We are working on the schedule of space usage to make sure NA groups can still be supported and use our building. Monday night’s large Miracle on Main group will move to St Vincent de Paul. Tues and Wed groups are smaller and will move to the library or the community room. Thursday night’s group will move to the chapel. Ekklesia supports our commitment to the NA community.

We are looking to raise some money and split the cost of a building supervisor/ sexton between Ekklesia and CHT to ensure the building is safe when it is in use and that only authorized people are in the building at any time. This will benefit both groups.

Ekklesia will lay down a special rubberized floor (that looks like wood) in the Parish Hall so the dancers will have cushioning for jumping. This can withstand any and all church/NA group traffic and is completely removable when they leave.

The Warming Center is currently in flux due to Covid -19. It moved abruptly this March to Green Street and then to a shelter in Meriden. The Mayor of Middletown is involved with Columbus House and St Vincent de Paul in finding a better solution for the Warming Center in this time when we will need to continue to practice social distancing. They do not believe using our building will be a viable option going forward. We will continue to advocate passionately for the homeless in our community as our role evolves. I have been so impressed with the work of St Vincent de Paul and believe if anything, we can work to dovetail even more closely with them on what is needed in Middletown in the challenging times ahead for all of us.

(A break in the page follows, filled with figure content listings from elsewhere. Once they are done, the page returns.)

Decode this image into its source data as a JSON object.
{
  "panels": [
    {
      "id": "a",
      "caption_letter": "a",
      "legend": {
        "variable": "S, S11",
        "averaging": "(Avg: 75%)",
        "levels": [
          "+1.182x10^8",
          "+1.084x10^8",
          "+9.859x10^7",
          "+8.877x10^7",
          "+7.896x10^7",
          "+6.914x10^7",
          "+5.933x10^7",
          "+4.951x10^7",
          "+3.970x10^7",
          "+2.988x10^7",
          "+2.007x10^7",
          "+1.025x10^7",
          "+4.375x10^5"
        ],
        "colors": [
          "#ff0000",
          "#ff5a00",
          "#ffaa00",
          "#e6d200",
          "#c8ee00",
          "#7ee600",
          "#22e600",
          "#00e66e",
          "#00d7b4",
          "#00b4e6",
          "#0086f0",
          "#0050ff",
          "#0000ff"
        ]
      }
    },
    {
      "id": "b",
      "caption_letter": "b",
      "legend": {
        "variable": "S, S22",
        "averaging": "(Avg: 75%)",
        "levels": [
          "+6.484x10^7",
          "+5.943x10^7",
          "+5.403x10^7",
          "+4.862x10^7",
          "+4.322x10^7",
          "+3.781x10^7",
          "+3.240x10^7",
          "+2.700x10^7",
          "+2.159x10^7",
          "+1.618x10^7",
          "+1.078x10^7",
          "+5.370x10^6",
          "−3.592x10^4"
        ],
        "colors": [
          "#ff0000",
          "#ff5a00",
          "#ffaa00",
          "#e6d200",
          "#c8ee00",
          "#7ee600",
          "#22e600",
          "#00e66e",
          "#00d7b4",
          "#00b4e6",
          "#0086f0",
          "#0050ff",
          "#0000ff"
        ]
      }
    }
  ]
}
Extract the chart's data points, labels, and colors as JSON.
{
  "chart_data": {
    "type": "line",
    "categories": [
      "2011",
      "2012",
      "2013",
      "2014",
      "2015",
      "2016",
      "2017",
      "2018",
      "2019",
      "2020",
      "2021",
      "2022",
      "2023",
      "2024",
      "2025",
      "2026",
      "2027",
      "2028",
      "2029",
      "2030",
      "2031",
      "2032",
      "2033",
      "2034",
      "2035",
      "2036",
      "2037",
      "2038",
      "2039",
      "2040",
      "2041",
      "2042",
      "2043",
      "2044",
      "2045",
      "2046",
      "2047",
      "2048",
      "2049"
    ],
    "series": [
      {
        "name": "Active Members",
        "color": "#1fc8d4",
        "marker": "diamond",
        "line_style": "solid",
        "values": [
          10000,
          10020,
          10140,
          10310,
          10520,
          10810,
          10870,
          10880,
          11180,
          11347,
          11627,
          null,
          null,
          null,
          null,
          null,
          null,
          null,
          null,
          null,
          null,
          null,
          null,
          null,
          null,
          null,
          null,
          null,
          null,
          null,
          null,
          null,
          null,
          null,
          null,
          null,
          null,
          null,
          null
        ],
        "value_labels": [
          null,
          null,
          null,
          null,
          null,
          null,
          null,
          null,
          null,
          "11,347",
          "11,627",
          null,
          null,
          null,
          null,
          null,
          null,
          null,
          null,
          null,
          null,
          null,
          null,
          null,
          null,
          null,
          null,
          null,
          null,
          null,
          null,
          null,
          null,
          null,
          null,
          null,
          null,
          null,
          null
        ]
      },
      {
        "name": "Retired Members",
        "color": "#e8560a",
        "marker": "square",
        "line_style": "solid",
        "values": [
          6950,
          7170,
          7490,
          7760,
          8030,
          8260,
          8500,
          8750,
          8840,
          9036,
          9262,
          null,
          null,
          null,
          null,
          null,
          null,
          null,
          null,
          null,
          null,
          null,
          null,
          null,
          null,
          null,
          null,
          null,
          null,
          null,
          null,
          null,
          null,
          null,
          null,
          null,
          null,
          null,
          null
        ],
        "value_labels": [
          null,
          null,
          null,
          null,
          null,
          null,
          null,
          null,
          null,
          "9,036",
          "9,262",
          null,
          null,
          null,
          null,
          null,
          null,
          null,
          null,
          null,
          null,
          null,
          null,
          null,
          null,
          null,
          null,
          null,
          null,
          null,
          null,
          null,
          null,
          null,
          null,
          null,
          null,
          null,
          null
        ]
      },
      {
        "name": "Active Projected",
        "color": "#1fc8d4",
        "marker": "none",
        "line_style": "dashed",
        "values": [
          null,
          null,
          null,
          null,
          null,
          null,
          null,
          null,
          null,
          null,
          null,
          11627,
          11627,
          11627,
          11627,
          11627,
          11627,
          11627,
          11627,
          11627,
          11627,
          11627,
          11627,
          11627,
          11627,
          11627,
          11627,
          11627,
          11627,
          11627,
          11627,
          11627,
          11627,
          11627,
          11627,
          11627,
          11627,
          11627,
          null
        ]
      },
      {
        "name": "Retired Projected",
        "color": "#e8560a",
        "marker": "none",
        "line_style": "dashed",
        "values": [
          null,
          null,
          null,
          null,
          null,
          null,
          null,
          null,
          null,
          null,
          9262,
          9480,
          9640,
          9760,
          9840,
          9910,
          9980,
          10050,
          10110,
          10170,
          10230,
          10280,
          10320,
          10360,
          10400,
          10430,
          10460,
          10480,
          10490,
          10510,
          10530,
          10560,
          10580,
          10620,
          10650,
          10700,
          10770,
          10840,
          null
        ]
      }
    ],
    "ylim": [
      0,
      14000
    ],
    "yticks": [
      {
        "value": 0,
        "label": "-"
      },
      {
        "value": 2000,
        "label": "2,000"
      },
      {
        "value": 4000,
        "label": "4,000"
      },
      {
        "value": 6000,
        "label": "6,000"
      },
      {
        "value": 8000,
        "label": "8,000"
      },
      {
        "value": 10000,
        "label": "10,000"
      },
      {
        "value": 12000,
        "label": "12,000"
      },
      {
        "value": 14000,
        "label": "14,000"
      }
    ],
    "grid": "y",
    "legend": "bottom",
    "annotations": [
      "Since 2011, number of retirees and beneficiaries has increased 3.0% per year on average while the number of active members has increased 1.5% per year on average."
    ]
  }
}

We will reassess our working relationship with Ekklesia in 6 months to see how things are going for both parties.

Ekklesia presented a proposal to Vestry back in March and Elisa met separately with several committees (including Youth Group, Sunday School and Building and Grounds). The vestry is excited to wholeheartedly support this rental relationship. We will be ironing out the all-important details in the weeks ahead.

It is exciting to have this new beginning to look forward to as we continue to sequester ourselves. Ekklesia is up and running, teaching on-line classes (check out their website! https://www.ekklesiaballet.org) and preparing nervously for a big move to a new community. Let us welcome them!  I look forward to your feedback.

Rev. Mary

A note from our Bishops

In other related financial matters we learned this week that, sin being real, some nefarious people are using the COVID-19 pandemic to promulgate new financial scams. One ECCT parish was recently contacted by a scammer with a request for cash assistance, under the name of the bishops, in order to provide relief for those suffering from COVID-19. Please be watchful for new scams at this time, and know that neither your bishops nor any diocesan staff will be contacting you, or members of your parish, personally to seek financial assistance of any kind.